Светлана Тишина. Мы – тургеневцы. – Орел: Издательский дом «ОРЛИК», 2022. – 224 с.: ил.
В каждой русской книге есть чему удивиться, но в некоторых, при внимательном чтении, особенно. Советская власть настаивала на том, что крепостничество являло собой тяжелейший грех рабства, одинаково губительный для души и помещика, и крестьянина. Но факт есть факт: люди, чей род восходит к тургеневским крестьянам, на протяжении семи-восьми поколений берегут от небрежного поругания черты и незабвенного Ивана Сергеевича, и его часто жестокой матери.
У каждого земного уголка свои молитвенники за его благоденствие, а если уж местность описана в такой гениальной книге, как «Записки охотника», она уже благословлена. Но благословение не индульгенция, а обязательство как минимум лелеять земной уголок и созидать его для передачи следующим поколениям. Русская жизнь, как и многие традиционные в основе своей культуры и цивилизации, основана на родословии. Так – в сагах и Старшей, и Младшей Эдды, и почти так же – в Ветхом Завете, где распрекрасно известно, кто от какого колена и, следовательно, почему и зачем.
Второй повод бесконечно удивляться – непротиворечивость русской истории. Даже при революционном переломе она такова, что для передачи общей событийной канвы в данном конкретном Тургенево у Светланы Тишиной не находится ни одного ужасающего или сокрушающего сознание эпитета, ни одного обвинения ни одной из противоборствующих насмерть сторон. Голод был, денег – не было, но братоубийство на благословенной земле, как видится, вовсе не стало доминантой тех лет. Происходя из учителей, автор констатирует: просвещение как началось, так и продолжалось. Церковно-приходская Красная школа становится Тургеневской, затем к ней присовокупляется звание образцовой, «первая ступень» её начинает именоваться школой крестьянской молодёжи (ШКМ), но меняются названия, а суть образования остаётся прежней. Беды приходят много позже революции и Гражданской: арест отца по политической статье, гонения на Церковь, война. Но вслед за ними – оправдание, снятие судимости и Победа.
Третьим поводом для уже не слишком великого удивления выступает если не сословное единство, то симфония сословий, нераздельность происхождения русской интеллигенции от священства, воинства и университетского ещё братства наук и искусств, а четвёртым поводом – плавность и слышимость за текстом авторской речи, унаследованной и от самого орловского простора, и от специфически тургеневского понимания того, как она принципиально должна звучать.

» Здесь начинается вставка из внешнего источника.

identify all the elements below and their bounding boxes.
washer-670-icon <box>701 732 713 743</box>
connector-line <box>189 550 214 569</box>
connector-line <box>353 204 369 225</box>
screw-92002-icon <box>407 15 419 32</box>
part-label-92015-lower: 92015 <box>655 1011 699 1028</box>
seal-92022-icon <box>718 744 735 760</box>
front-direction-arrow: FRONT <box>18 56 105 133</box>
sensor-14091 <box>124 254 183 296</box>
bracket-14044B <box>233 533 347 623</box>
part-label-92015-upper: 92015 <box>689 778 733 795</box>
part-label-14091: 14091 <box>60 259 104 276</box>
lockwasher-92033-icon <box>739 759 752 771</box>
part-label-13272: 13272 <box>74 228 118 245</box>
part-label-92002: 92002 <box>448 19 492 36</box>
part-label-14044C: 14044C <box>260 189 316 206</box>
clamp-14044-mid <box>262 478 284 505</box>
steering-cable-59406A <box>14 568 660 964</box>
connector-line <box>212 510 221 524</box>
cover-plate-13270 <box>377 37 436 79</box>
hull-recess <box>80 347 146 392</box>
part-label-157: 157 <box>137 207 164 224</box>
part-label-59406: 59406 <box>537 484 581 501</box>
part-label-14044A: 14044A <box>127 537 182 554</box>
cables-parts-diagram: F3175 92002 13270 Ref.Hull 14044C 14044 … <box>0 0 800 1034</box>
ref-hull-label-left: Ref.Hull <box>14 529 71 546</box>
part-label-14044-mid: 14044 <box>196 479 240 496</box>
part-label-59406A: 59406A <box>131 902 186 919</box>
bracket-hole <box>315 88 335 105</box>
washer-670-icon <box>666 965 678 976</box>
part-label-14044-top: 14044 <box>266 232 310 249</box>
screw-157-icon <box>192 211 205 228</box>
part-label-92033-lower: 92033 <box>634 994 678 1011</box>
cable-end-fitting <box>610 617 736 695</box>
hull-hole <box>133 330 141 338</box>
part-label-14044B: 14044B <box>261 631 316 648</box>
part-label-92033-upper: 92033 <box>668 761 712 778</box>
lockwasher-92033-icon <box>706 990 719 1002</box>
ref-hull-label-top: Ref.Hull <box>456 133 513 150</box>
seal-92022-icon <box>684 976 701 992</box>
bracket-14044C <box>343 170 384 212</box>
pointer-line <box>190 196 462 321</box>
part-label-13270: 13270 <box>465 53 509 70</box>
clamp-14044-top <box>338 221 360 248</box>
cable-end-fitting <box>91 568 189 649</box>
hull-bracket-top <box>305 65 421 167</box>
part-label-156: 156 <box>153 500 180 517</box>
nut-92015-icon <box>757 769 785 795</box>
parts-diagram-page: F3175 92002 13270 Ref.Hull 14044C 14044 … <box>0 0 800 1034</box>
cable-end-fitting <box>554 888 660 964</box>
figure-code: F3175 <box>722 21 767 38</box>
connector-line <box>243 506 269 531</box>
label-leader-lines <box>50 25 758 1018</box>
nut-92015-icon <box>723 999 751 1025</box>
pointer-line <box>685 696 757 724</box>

Только так, на конкретном примере непротивления судьбе, и понимаешь, какая условность все эти «красные», «белые» и прочие горячечные аффекты, и кастовые барьеры, и вообще любые разделения людей по любым признакам, кроме нравственных. За книгой Светланы Тишиной, исполненной светлыми преданиями и былями, будто бы за яблоками, облитыми утренней садовой росой, встаёт универсальный принцип единства любых противоположностей, не враждебности друг другу начал, насильственно объявленных противоположными. Метода Тишиной в публицистической и умаляющей в первую очередь себя саму автобиографии – плетение кос. Совершенно закономерно за жутковато казённым документом ХХ века слышится здесь летняя полевая песня, а то вдруг возникает юношеское стихотворение давних лет. Определение «тургеневская девушка» давно нуждается в пересмотре; настоящая тургеневская девушка – перед читателем: весёлая, заливисто хохочущая, бегущая стремглав навстречу жизни, а не от неё. Дворянские же неврозы происходили от несогласия с жизнью, но гармония её по-прежнему и желанна, и возможна, если не отстраняться от неё «этнографией» и «фольклористикой»: краеведение – это мы сами.
Все мы суть одно, хоть и названное разными именами и фамилиями, наделённое различным имущественным доходом, но – одно. Материя, дух – всё отпускается нам условной мерой и лишь на время. Дочь сельского учителя оканчивает МГУ – сюжет не такой уж редкий при советской власти, но не такой уж немыслимый и при поздних государях Романовых.
Вывод? Один: если все мы внезапно условимся наконец не в шутку держаться тех самых «скреп и корней», то лучше всего уяснить себе, как делятся люди по-настоящему: на святых и бесноватых, честных тружеников и стремящихся уничтожить их подлецов.